THURSDAY, May 22, 2025
18:00 – 19:30
Sightseeing Tour of Prague (walking tour with guides)
19:30
Workshop dinner, Art Restaurant Mánes
Masarykovo nábřeží Str. 250/1
110 00 Prague 1, Czech Republic
FRIDAY, May 23, 2025
13:00 – 17:00
Excursion to laboratories
– For registered participants only (make the registration via e-mail to kinc@amca.cz)
– Bus transport provided
13:00 Departure
14:00 – 16:00 excursion
17:00 Return to the centre of Prague
Operating with a terminal voltage that spans from 200 kV to 3 MV, this medium-current (MC) accelerator generates ion beams with energies ranging from 400 keV to 30 MeV. These ion beams, encompassing nearly all elements of the periodic table, form the foundation for a wide variety of analytical and material modification techniques.

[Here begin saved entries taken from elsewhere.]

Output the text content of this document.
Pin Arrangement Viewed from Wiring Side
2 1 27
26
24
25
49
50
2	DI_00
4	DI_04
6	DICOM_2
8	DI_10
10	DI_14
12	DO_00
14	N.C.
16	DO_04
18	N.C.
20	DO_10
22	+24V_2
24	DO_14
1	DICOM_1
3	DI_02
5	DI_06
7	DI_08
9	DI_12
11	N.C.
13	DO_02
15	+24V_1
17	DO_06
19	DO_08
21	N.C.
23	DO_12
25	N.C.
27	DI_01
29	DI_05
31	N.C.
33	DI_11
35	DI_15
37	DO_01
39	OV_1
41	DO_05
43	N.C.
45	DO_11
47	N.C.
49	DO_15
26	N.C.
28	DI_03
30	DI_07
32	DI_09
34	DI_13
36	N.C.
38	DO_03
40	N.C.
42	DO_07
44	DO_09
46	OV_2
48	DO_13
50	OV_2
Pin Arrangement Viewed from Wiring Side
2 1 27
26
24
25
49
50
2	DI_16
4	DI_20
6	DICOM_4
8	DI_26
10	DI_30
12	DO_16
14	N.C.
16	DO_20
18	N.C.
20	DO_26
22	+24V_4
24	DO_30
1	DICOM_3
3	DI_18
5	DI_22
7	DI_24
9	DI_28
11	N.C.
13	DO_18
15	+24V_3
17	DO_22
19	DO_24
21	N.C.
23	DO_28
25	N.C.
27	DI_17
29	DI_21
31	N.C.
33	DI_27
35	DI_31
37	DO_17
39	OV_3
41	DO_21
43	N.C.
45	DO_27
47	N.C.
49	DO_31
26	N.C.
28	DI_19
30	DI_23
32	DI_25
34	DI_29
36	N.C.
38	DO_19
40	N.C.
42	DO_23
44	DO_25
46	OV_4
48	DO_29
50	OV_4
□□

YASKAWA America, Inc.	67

The laboratory is equipped with an array of advanced instrumentation. Among the highlights are devices designed for ion beam analysis, including Rutherford Backscattering Spectrometry (RBS) and RBS-Channeling for probing crystallographic structures, Elastic Recoil Detection Analysis (ERDA) for hydrogen and light-element analysis, and its innovative counterpart, ERDA-TOF, which offers high-resolution mass spectrometry capabilities. Techniques such as Particle-Induced X-ray Emission (PIXE) and Particle-Induced Gamma-ray Emission (PIGE) facilitate non-destructive elemental analysis, while the Ion Microprobe—with a remarkable lateral resolution of less than 1 μm—enables intricate 3D elemental mapping. This synergy of methods allows detailed material characterization and precise elemental quantification, pushing the boundaries of conventional analytical approaches.
The laboratory’s versatile ion implantation setup enables advanced materials research, such as intentional defect engineering, nanostructuring, and high-energy implantation for modifying material properties. This capability plays a crucial role in applications ranging from semiconductors and optics to wear-resistant materials and space technologies. The use of heavy and light ion microprobes further expands the possibilities for ion beam lithography and nanoscale structuring.

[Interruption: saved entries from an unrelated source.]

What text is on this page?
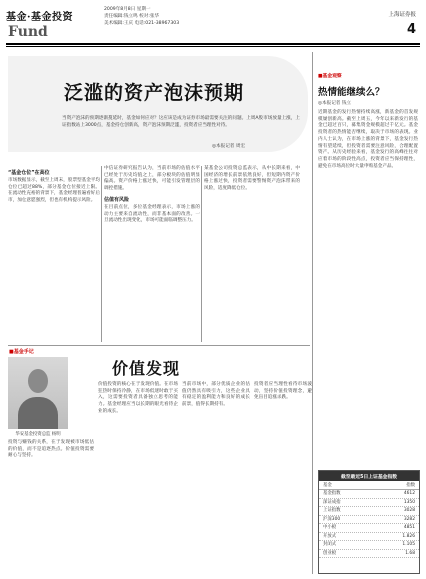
基金·基金投资
Fund
2009年8月8日 星期一
责任编辑:钱立鸣 校对:张华
美术编辑:王庆 电话:021-38967303
上海证券报
4
泛滥的资产泡沫预期
当资产泡沫的预期逐渐蔓延时，基金如何应对？这应该是成为证券市场最需要关注的问题。上周A股市场放量上涨，上证指数站上3000点，基金持仓创新高，资产泡沫预期泛滥，投资者应当理性对待。
◎本报记者 周宏
“基金仓位”在高位
市场数据显示，截至上周末，股票型基金平均仓位已超过88%，部分基金仓位接近上限。在流动性充裕的背景下，基金经理普遍看好后市，加仓意愿强烈，但也有机构提示风险。
中信证券研究报告认为，当前市场的估值水平已经处于历史均值之上，部分板块的估值明显偏高。资产价格上涨过快，可能引发管理层的调控措施。
估值有风险
在目前点位，多位基金经理表示，市场上涨的动力主要来自流动性，而非基本面的改善。一旦流动性出现变化，市场可能面临调整压力。
某基金公司投资总监表示，从中长期来看，中国经济的增长前景依然良好，但短期内资产价格上涨过快，投资者需要警惕资产泡沫带来的风险，适度降低仓位。
■基金手记
华安基金投资总监 杨明
价值发现
投资与赚钱的关系，在于发现被市场低估的价值，而不是追逐热点。价值投资需要耐心与坚持。
价值投资的核心在于发现价值。在市场狂热时保持冷静，在市场低迷时敢于买入，这需要投资者具备独立思考的能力。基金经理应当以长期的眼光看待企业的成长。
当前市场中，部分优质企业的估值仍然具有吸引力，这些企业具有稳定的盈利能力和良好的成长前景，值得长期持有。
投资者应当理性看待市场波动，坚持价值投资理念，避免盲目追涨杀跌。
■基金观察
热情能继续么？
◎本报记者 钱立
近期基金的发行热情持续高涨，新基金的首发规模屡创新高。截至上周五，今年以来新发行的基金已超过百只，募集资金规模超过千亿元。基金投资者的热情能否继续，取决于市场的表现。业内人士认为，在市场上涨的背景下，基金发行热情有望延续，但投资者需要注意风险，合理配置资产。从历史经验来看，基金发行的高峰往往对应着市场的阶段性高点，投资者应当保持理性，避免在市场高位时大量申购基金产品。
截至最近5日上证基金指数
基金	指数
基金指数	4612
深证成指	1350
上证指数	3028
沪深300	3282
中小板	4851
开放式	1.826
封闭式	1.105
创业板	1.68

The forthcoming Accelerator Mass Spectrometry (AMS) Laboratory promises to enhance this suite of capabilities by incorporating a medium-type AMS accelerator with a terminal voltage of up to 1 MV. AMS provides unparalleled sensitivity, detecting isotopes at ultra-trace levels—up to six orders of magnitude lower than conventional decay counting methods. This addition will unlock groundbreaking research opportunities in areas such as radiocarbon dating (14C), climatology, palaeoecology, and actinide behavior in the environment. By enabling precise measurement of cosmogenic radionuclides like 10Be and 26Al, researchers can reconstruct environmental conditions, track erosion and accumulation processes, and even date meteorites with remarkable accuracy.
This intricate network of instrumentation serves as a cornerstone for multidisciplinary research. Together, these technologies represent a beacon of innovation, transforming our understanding of materials and their interactions at the atomic and molecular levels.